Susan Stigant, Director of Africa Programs at United States Institute of Peace, helps forge decision-making processes for governing bodies that will be as inclusive as possible. Power-sharing, she said, will help rein in violence.
“There’s a way to make decisions; there’s a way to structure government, so people will believe in the constitution and believe government can make their lives better. … A part of this pathway to peace has to be about how we got there, bringing the right relationship between the government and the governed.” Making the immigrant/refugee population feel welcome in their new home is vital, said Rotary Peace Fellow Alumnus Abdikheir Ahmed, Director of Immigration Partnership Winnipeg Program, Social Planning Council of Winnipeg, Manitoba in Canada. “The global refugee crisis is not a refugee crisis; it is a crisis of poor government. You have to change the environment that is forcing them to leave. These are the relationships that can fundamentally change how we look at the rest of the world.
Pakistan is ranked as the third on the list of most dangerous countries for women, said Hafsah Lak, Deputy Team Leader, Chief Minister’s Strategic Reforms Unit, Punjab, Pakistan, and Business Development Lead, Cambridge Global Advisors. Her work addressing violence against women involved educating the police and prosecutors, creating shelters and offering rehabilitation to victims of domestic violence. “We provide training that violence is not OK. We help women get jobs. Our questions are ‘How do you make women independent? How do you make women get empowered?’”
The less visible life of Special Ops teams is one of community-building, said Harris Public Policy Alumna Kristen Hajduk, Adjunct Counterterrorism Fellow, Center for Strategic and International Studies. In Afghanistan, these teams worked on village-sustaining operations, such as building bridges and digging wells, she said.
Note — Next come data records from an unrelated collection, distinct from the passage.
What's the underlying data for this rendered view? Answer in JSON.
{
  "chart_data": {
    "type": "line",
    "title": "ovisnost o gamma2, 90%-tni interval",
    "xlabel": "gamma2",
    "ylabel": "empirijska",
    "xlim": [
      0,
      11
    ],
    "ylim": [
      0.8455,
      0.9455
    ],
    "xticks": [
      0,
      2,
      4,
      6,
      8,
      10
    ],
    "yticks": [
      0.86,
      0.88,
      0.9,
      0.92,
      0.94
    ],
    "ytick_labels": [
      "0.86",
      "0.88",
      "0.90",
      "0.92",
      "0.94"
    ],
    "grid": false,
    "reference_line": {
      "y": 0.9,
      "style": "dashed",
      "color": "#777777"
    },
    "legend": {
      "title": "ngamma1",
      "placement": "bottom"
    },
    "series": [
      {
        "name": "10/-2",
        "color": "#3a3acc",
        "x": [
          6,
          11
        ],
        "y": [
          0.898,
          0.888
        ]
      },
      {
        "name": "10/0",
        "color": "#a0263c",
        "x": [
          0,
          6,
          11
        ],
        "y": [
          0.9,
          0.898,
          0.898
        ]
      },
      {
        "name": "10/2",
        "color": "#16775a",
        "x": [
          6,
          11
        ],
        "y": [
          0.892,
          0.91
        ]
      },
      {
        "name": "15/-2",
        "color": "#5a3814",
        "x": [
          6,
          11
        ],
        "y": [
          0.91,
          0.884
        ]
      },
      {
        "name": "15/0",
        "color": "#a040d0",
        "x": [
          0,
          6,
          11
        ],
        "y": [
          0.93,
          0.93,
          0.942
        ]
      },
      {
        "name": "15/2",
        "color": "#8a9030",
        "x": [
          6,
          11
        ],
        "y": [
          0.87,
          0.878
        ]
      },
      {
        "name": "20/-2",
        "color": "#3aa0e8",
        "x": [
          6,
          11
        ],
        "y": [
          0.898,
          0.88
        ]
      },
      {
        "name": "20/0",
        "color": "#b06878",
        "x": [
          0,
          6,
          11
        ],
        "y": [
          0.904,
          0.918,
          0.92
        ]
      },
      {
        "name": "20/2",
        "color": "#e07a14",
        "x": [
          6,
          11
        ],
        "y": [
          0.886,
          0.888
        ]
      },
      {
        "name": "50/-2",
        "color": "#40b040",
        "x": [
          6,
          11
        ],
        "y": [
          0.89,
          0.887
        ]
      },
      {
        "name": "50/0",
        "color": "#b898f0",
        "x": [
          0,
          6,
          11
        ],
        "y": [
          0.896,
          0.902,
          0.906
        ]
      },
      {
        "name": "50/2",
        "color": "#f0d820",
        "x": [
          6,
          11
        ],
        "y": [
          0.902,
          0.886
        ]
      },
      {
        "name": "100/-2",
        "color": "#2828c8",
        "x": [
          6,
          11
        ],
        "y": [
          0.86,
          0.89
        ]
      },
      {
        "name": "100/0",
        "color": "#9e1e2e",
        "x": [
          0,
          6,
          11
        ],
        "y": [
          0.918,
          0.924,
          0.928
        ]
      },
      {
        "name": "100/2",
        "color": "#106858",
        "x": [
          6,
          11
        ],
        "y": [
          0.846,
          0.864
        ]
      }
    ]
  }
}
The United States military has learned “in order to effective, they must include the people affected,” she said. Implementing that concept was difficult in Afghanistan, she said. “The Special Ops were missing 50% of the population: Women were prohibited from talking to outsiders. The Department of Defense had to make special dispensations and find women to dispatch them to Special Ops to talk to [Afghan] women.”
Ms. Hajduk added, “Research shows that more diverse groups will make better decisions and have better outcomes.”